Boris Johnson has today vowed to Tory MPs that the “best is yet to come”, after urging them to stick with him in a no confidence vote this evening.
The Prime Minister told a meeting of the 1922 Committee of Tory backbenchers that “I will lead you to victory again” as he promised a raft of tax cuts and supply side economic reforms.
Johnson will face a confidence vote in his leadership of the Conservative party from 6pm, with the result to be announced at 9pm.
It is understood that the threshold of no confidence letters needed from Tory MPs to force a vote, 54, was reached on Sunday and that more were expected today after the end of the Platinum Jubilee celebrations.
In a pitch to Tory MPs today, Johnson said that “there’s no way Labour can match our programme, they are still in the pockets of the union barons” and that the only way the party would lose the next election is if it descended into a”pointless fratricidal debate about the future of our party”.
He told the 1922 Committee that he and chancellor Rishi Sunak will next week outline the government’s “plan for growth” next week.
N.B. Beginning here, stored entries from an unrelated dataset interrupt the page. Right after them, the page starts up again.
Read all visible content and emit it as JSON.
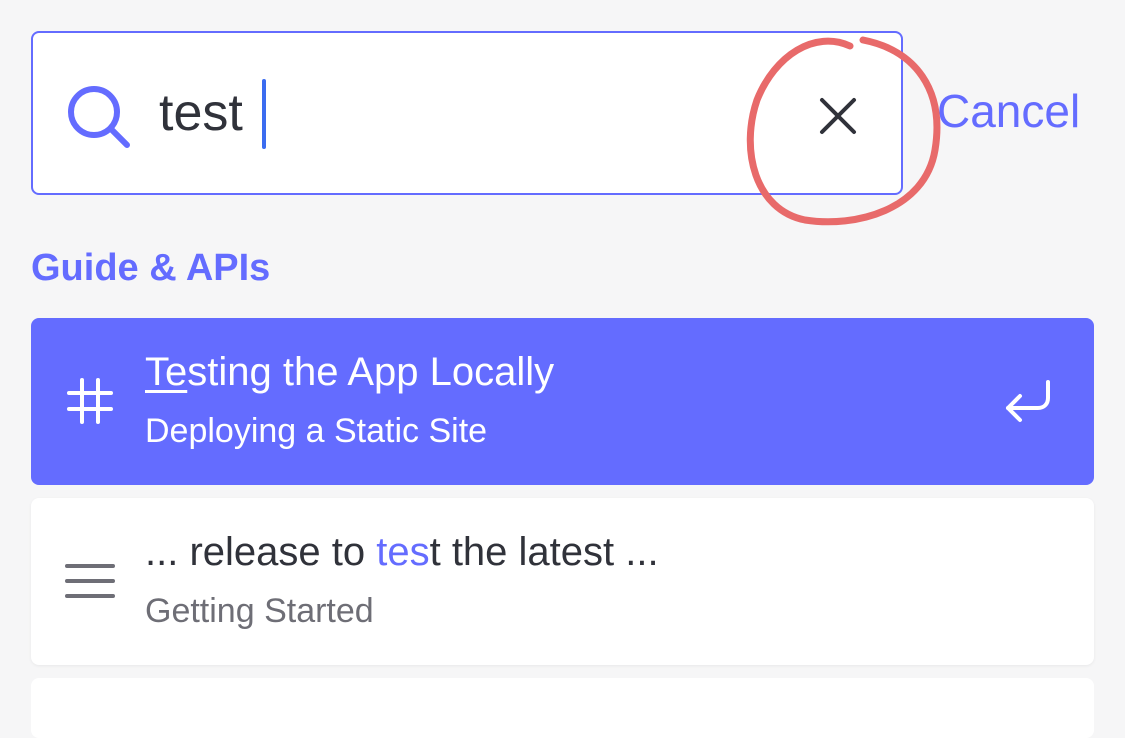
{
  "search": {
    "query": "test",
    "clear_icon": "close-icon",
    "cancel_label": "Cancel"
  },
  "section": {
    "title": "Guide & APIs"
  },
  "results": [
    {
      "title_match": "Te",
      "title_rest": "sting the App Locally",
      "subtitle": "Deploying a Static Site",
      "icon": "hash-icon",
      "action_icon": "enter-icon",
      "selected": true
    },
    {
      "title_pre": "... release to ",
      "title_match": "tes",
      "title_post": "t the latest ...",
      "subtitle": "Getting Started",
      "icon": "menu-lines-icon",
      "selected": false
    }
  ],
  "colors": {
    "accent": "#646cff",
    "background": "#f6f6f7",
    "annotation": "#e86a6a",
    "caret": "#3b6cf0"
  }
}
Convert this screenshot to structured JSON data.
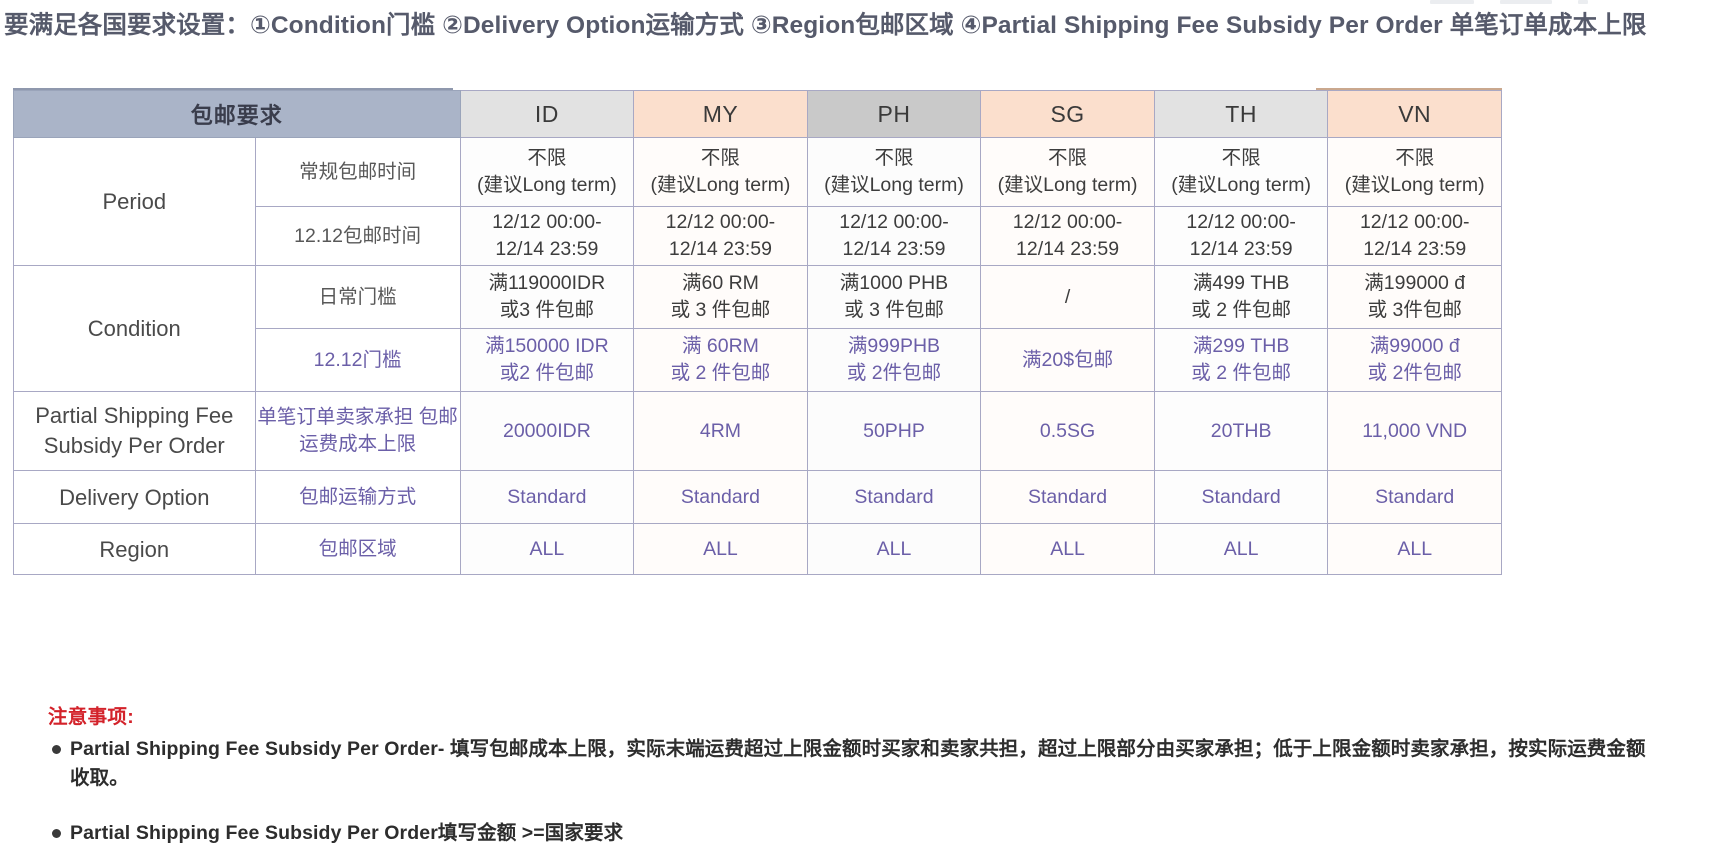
{
  "heading": {
    "text": "要满足各国要求设置：①Condition门槛 ②Delivery Option运输方式 ③Region包邮区域 ④Partial Shipping Fee Subsidy Per Order 单笔订单成本上限"
  },
  "table": {
    "corner_header": "包邮要求",
    "countries": [
      {
        "code": "ID",
        "header_style": "gray-light"
      },
      {
        "code": "MY",
        "header_style": "peach"
      },
      {
        "code": "PH",
        "header_style": "gray-dark"
      },
      {
        "code": "SG",
        "header_style": "peach"
      },
      {
        "code": "TH",
        "header_style": "gray-light"
      },
      {
        "code": "VN",
        "header_style": "peach"
      }
    ],
    "rows": [
      {
        "group": "Period",
        "group_rowspan": 2,
        "sub": "常规包邮时间",
        "sub_color": "dark",
        "cells": [
          "不限\n(建议Long term)",
          "不限\n(建议Long term)",
          "不限\n(建议Long term)",
          "不限\n(建议Long term)",
          "不限\n(建议Long term)",
          "不限\n(建议Long term)"
        ],
        "cell_color": "dark"
      },
      {
        "sub": "12.12包邮时间",
        "sub_color": "dark",
        "cells": [
          "12/12 00:00-\n12/14 23:59",
          "12/12 00:00-\n12/14 23:59",
          "12/12 00:00-\n12/14 23:59",
          "12/12 00:00-\n12/14 23:59",
          "12/12 00:00-\n12/14 23:59",
          "12/12 00:00-\n12/14 23:59"
        ],
        "cell_color": "dark"
      },
      {
        "group": "Condition",
        "group_rowspan": 2,
        "sub": "日常门槛",
        "sub_color": "dark",
        "cells": [
          "满119000IDR\n或3 件包邮",
          "满60 RM\n或 3 件包邮",
          "满1000 PHB\n或 3 件包邮",
          "/",
          "满499 THB\n或 2 件包邮",
          "满199000 đ\n或 3件包邮"
        ],
        "cell_color": "dark"
      },
      {
        "sub": "12.12门槛",
        "sub_color": "purple",
        "cells": [
          "满150000 IDR\n或2 件包邮",
          "满 60RM\n或 2 件包邮",
          "满999PHB\n或 2件包邮",
          "满20$包邮",
          "满299 THB\n或 2 件包邮",
          "满99000 đ\n或 2件包邮"
        ],
        "cell_color": "purple"
      },
      {
        "group": "Partial Shipping Fee Subsidy Per Order",
        "group_rowspan": 1,
        "sub": "单笔订单卖家承担 包邮运费成本上限",
        "sub_color": "purple",
        "cells": [
          "20000IDR",
          "4RM",
          "50PHP",
          "0.5SG",
          "20THB",
          "11,000 VND"
        ],
        "cell_color": "purple"
      },
      {
        "group": "Delivery Option",
        "group_rowspan": 1,
        "sub": "包邮运输方式",
        "sub_color": "purple",
        "cells": [
          "Standard",
          "Standard",
          "Standard",
          "Standard",
          "Standard",
          "Standard"
        ],
        "cell_color": "purple"
      },
      {
        "group": "Region",
        "group_rowspan": 1,
        "sub": "包邮区域",
        "sub_color": "purple",
        "cells": [
          "ALL",
          "ALL",
          "ALL",
          "ALL",
          "ALL",
          "ALL"
        ],
        "cell_color": "purple"
      }
    ]
  },
  "notes": {
    "title": "注意事项:",
    "items": [
      "Partial Shipping Fee Subsidy Per Order- 填写包邮成本上限，实际末端运费超过上限金额时买家和卖家共担，超过上限部分由买家承担；低于上限金额时卖家承担，按实际运费金额收取。",
      "Partial Shipping Fee Subsidy Per Order填写金额 >=国家要求"
    ]
  },
  "colors": {
    "header_title_bg": "#aab4c8",
    "header_gray_light": "#e2e2e2",
    "header_peach": "#fbdfcd",
    "header_gray_dark": "#c9c9c9",
    "purple_text": "#6b5fa8",
    "note_title_red": "#d3222a",
    "border": "#a8a8c4"
  }
}
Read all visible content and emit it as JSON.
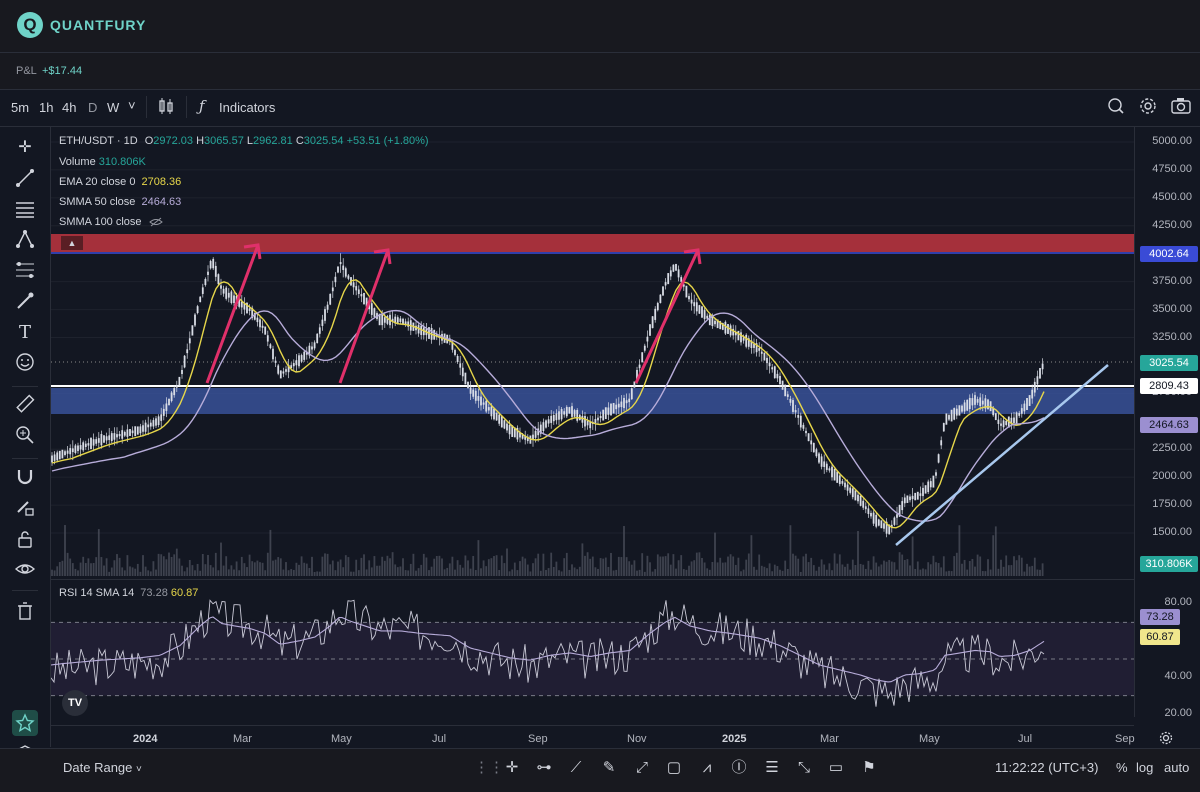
{
  "app": {
    "brand": "QUANTFURY",
    "logo_letter": "Q"
  },
  "pnl": {
    "label": "P&L",
    "value": "+$17.44"
  },
  "toolbar": {
    "timeframes": [
      "5m",
      "1h",
      "4h",
      "D",
      "W"
    ],
    "active_timeframe": "D",
    "dropdown_glyph": "˅",
    "indicators_label": "Indicators"
  },
  "legend": {
    "symbol": "ETH/USDT · 1D",
    "o_label": "O",
    "o": "2972.03",
    "h_label": "H",
    "h": "3065.57",
    "l_label": "L",
    "l": "2962.81",
    "c_label": "C",
    "c": "3025.54",
    "change": "+53.51 (+1.80%)",
    "volume_label": "Volume",
    "volume": "310.806K",
    "ema_label": "EMA 20 close 0",
    "ema": "2708.36",
    "smma50_label": "SMMA 50 close",
    "smma50": "2464.63",
    "smma100_label": "SMMA 100 close",
    "rsi_label": "RSI 14 SMA 14",
    "rsi": "73.28",
    "rsi_sma": "60.87"
  },
  "price_axis": {
    "ticks": [
      "5000.00",
      "4750.00",
      "4500.00",
      "4250.00",
      "3750.00",
      "3500.00",
      "3250.00",
      "2750.00",
      "2250.00",
      "2000.00",
      "1750.00",
      "1500.00"
    ],
    "tags": [
      {
        "value": "4002.64",
        "color": "#3a4bd6"
      },
      {
        "value": "3025.54",
        "color": "#26a69a"
      },
      {
        "value": "2809.43",
        "color": "#ffffff"
      },
      {
        "value": "2464.63",
        "color": "#9b8fd0"
      },
      {
        "value": "310.806K",
        "color": "#26a69a"
      }
    ],
    "rsi_ticks": [
      "80.00",
      "40.00",
      "20.00"
    ],
    "rsi_tags": [
      {
        "value": "73.28",
        "color": "#9b8fd0"
      },
      {
        "value": "60.87",
        "color": "#f0e68c"
      }
    ]
  },
  "time_axis": {
    "labels": [
      "2024",
      "Mar",
      "May",
      "Jul",
      "Sep",
      "Nov",
      "2025",
      "Mar",
      "May",
      "Jul",
      "Sep"
    ]
  },
  "bottom": {
    "date_range_label": "Date Range",
    "dropdown_glyph": "˅",
    "clock": "11:22:22 (UTC+3)",
    "percent": "%",
    "log": "log",
    "auto": "auto"
  },
  "watermark": "TV",
  "colors": {
    "accent": "#6fd3c8",
    "resistance": "#c0353f",
    "support": "#3e5aa8",
    "ema": "#e6d64a",
    "smma": "#b7acd9",
    "rsi": "#c9c9d6",
    "arrows": "#e0306a",
    "trend": "#a8c8ee",
    "candle": "#d9dde6"
  },
  "icons": {
    "sidebar": [
      "crosshair-icon",
      "trendline-icon",
      "horizontal-lines-icon",
      "pitchfork-icon",
      "fib-icon",
      "brush-icon",
      "text-icon",
      "emoji-icon",
      "ruler-icon",
      "zoom-icon",
      "magnet-icon",
      "pencil-lock-icon",
      "lock-icon",
      "eye-icon",
      "trash-icon",
      "star-icon",
      "layers-icon"
    ]
  }
}
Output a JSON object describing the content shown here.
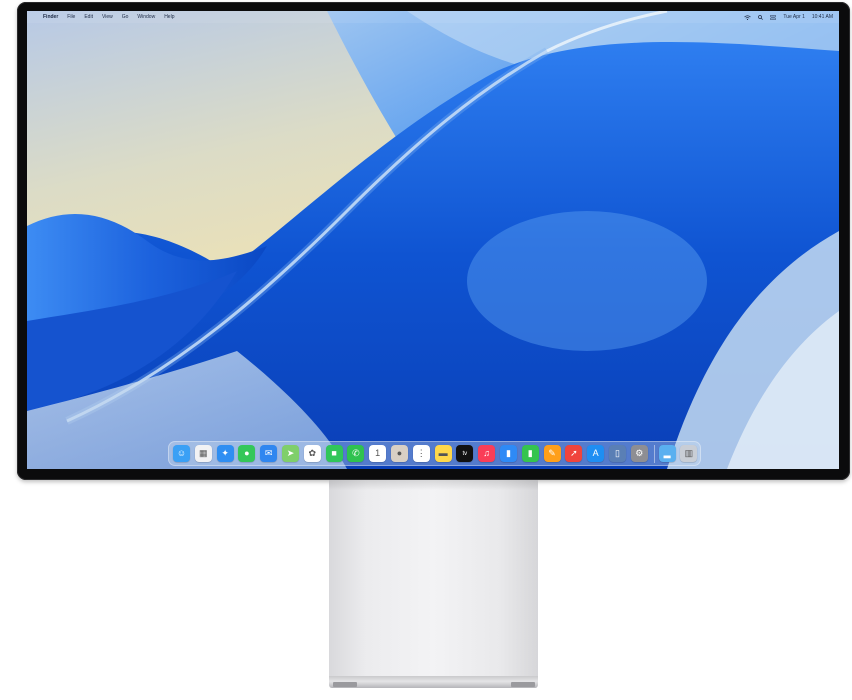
{
  "menubar": {
    "app_name": "Finder",
    "menus": [
      "File",
      "Edit",
      "View",
      "Go",
      "Window",
      "Help"
    ],
    "date_label": "Tue Apr 1",
    "time_label": "10:41 AM"
  },
  "dock": {
    "apps": [
      {
        "name": "finder-icon",
        "bg": "#3aa0f5",
        "glyph": "☺"
      },
      {
        "name": "launchpad-icon",
        "bg": "#f2f2f4",
        "glyph": "▦"
      },
      {
        "name": "safari-icon",
        "bg": "#2f8ef2",
        "glyph": "✦"
      },
      {
        "name": "messages-icon",
        "bg": "#34c759",
        "glyph": "●"
      },
      {
        "name": "mail-icon",
        "bg": "#2f86f0",
        "glyph": "✉"
      },
      {
        "name": "maps-icon",
        "bg": "#7fcf6b",
        "glyph": "➤"
      },
      {
        "name": "photos-icon",
        "bg": "#ffffff",
        "glyph": "✿"
      },
      {
        "name": "facetime-icon",
        "bg": "#30c65a",
        "glyph": "■"
      },
      {
        "name": "phone-icon",
        "bg": "#2fc24f",
        "glyph": "✆"
      },
      {
        "name": "calendar-icon",
        "bg": "#ffffff",
        "glyph": "1"
      },
      {
        "name": "contacts-icon",
        "bg": "#d8cfc4",
        "glyph": "●"
      },
      {
        "name": "reminders-icon",
        "bg": "#ffffff",
        "glyph": "⋮"
      },
      {
        "name": "notes-icon",
        "bg": "#ffd84a",
        "glyph": "▬"
      },
      {
        "name": "tv-icon",
        "bg": "#111111",
        "glyph": "tv"
      },
      {
        "name": "music-icon",
        "bg": "#fa3d57",
        "glyph": "♫"
      },
      {
        "name": "keynote-icon",
        "bg": "#2e8af6",
        "glyph": "▮"
      },
      {
        "name": "numbers-icon",
        "bg": "#35c44f",
        "glyph": "▮"
      },
      {
        "name": "pages-icon",
        "bg": "#ff9f1a",
        "glyph": "✎"
      },
      {
        "name": "shortcuts-icon",
        "bg": "#f0443c",
        "glyph": "➚"
      },
      {
        "name": "app-store-icon",
        "bg": "#1e8ef3",
        "glyph": "A"
      },
      {
        "name": "iphone-mirroring-icon",
        "bg": "#5a7fb5",
        "glyph": "▯"
      },
      {
        "name": "system-settings-icon",
        "bg": "#8e8e93",
        "glyph": "⚙"
      }
    ],
    "stacks": [
      {
        "name": "downloads-folder-icon",
        "bg": "#5ab0f0",
        "glyph": "▂"
      },
      {
        "name": "trash-icon",
        "bg": "#c9ced6",
        "glyph": "▥"
      }
    ]
  },
  "colors": {
    "bezel": "#0b0b0c",
    "wallpaper_blue": "#1c5fd6",
    "wallpaper_sky": "#e9dfb8",
    "stand": "#ececee"
  }
}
Conservative MP Steve Baker told a group of journalists today that he would be voting against the Prime Minister in today’s vote.
Baker said that he shared a cab with two City executives today who both said they would be forced to resign if they went through a partygate-like scandal.
“It’s an awful moment to be standing in this corridor to be talking to you all again like this,” he said.
“I helped him become Prime Minister, I helped him get his 80 seat majority … of course I’m regretful.”
Downing Street and Johnson loyalists have emphasised the lack of any other clear challenger as Tory party leader as a reason to stick with the Prime Minister.
Junior foreign minister James Cleverly told journalists: “There is no alternative plan. [The Prime Minister] basically said ‘this is a plan, I’m yet to see a credible alternative plan from anyone else’.”
Today’s vote comes less than two weeks after Sue Gray’s report into the partygate scandal was released.
The release of the Gray report clearly showed a pattern of brazen Covid rule breaking across Number 10, with the senior civil servant putting the blame on Johnson for overseeing a toxic culture in Downing Street.
Johnson apologised for the scandal, but insisted he did not know the litany of lockdown-busting events were against his own Covid rules.
A steady trickle of Conservative MPs have come out against Johnson in the week and a half since the release of the report, with rumours that up to 67 letters of no confidence were sent to Sir Graham Brady.
Many MPs in marginal constituencies have become concerned about their seats at the next election, with the latest polling showing Labour ahead of the Tories by up to 11 points.
Former foreign secretary Jeremy Hunt has led the charge against Johnson today, tweeting that “anyone who believes our country is stronger, fairer and more prosperous when led by Conservatives should reflect that the consequence of not changing [leaders] will be to hand the country to others who do not share those values”.